Course Descriptions

Culinary Arts

CUL 302
World of Wines
3 credits

Introduction to the world of wines explores the different wine producing grapes and wine regions around the world in terms of growing conditions, and the skill of winemakers to produce wines which reflect the character and style of these world class regional wines. This will be accomplished with an in-depth study and discussion of the key wine grape regions in the world, including historical and geographical backgrounds, pertinent grape varietals and manufacturing processes. Each week will include a wine tasting and evaluation to support the premises. Sensory perception will also be utilized to gain a pragmatic approach to food and wine matching.

Prerequisite(s): Must be 21 years of age to register for this section. Lab fee required.

CUL 303
The Craft of Beer
3 credits

This course explores the history of beer, ingredients, brewing processes, beer styles and the business of beer. This will be accomplished with an in-depth study and discussion of beer past and present and the skill of brew masters in producing beers that reflect the character of each beer style.  Students will learn how to taste and evaluate beer, how it should be stored and served and how to pair it with food.  Each week will include a beer tasting and evaluation. The course will also include a field trip to a local brewery and an overview of home brewing.

Prerequisite(s): Must be 21 years of age to register for this section. Lab fee required.

CUL 410
Food: Art and Custom
3 credits

Food appreciation explores the rituals of dining, with emphasis on terminology and techniques used in the preparation and presentation of each dinner course, including complimentary beverages. Social and business implications of food will be discussed and demonstrated. The course will emphasize the pleasure that awareness of the art of food preparation affords the diner.

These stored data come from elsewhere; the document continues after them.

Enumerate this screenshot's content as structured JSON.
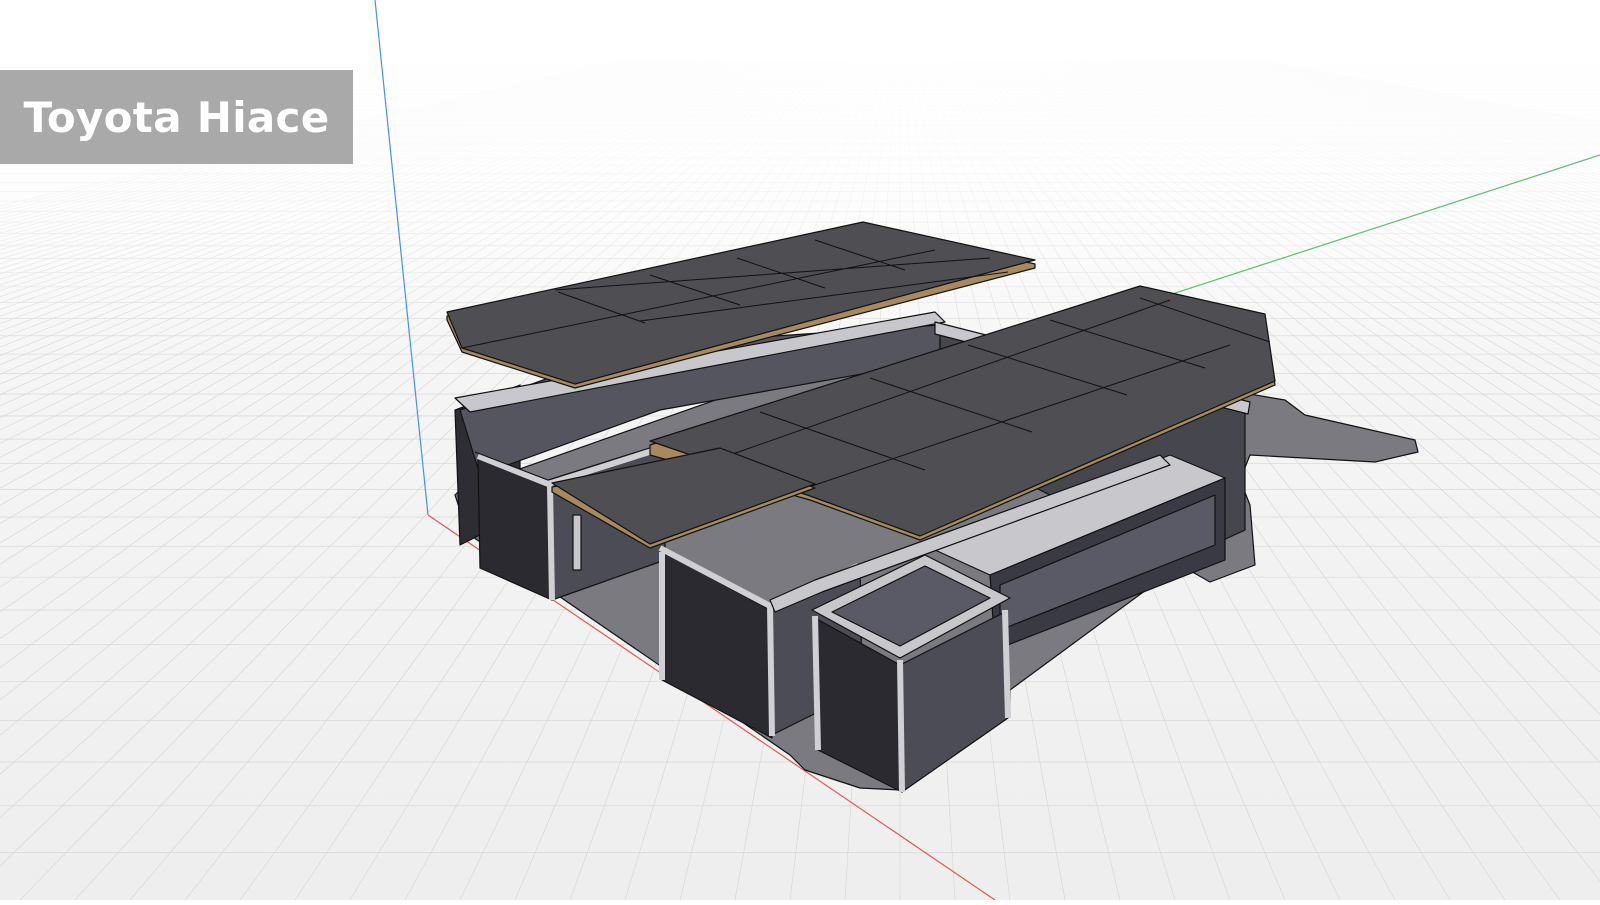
{
  "title": "Toyota Hiace",
  "colors": {
    "background_top": "#ffffff",
    "grid_line": "#d4d4d4",
    "axis_z": "#4a90e2",
    "axis_x": "#e05a4e",
    "axis_y": "#5cbf6f",
    "panel_top": "#4f4e53",
    "panel_edge": "#a8895e",
    "box_dark": "#2b2a30",
    "box_side": "#4a4a55",
    "frame_light": "#c8c8cc",
    "base_plate": "#7a7a80"
  }
}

Prerequisite(s): Must be 21 years of age to register for this section. Lab fee required.

CUL 411
Food: Art and Custom: International
3 credits

Food: International explores the cultural impact of dining in countries currently playing major roles in the global economy. Recognizing that the future will require traveling and working in the world community, this course will provide an introduction to the traditional dishes of the selected countries, the etiquette of dining in those countries, and the fusion of that food into American cuisine.

Prerequisite(s): Must be 21 years of age to register for this section. Lab fee required.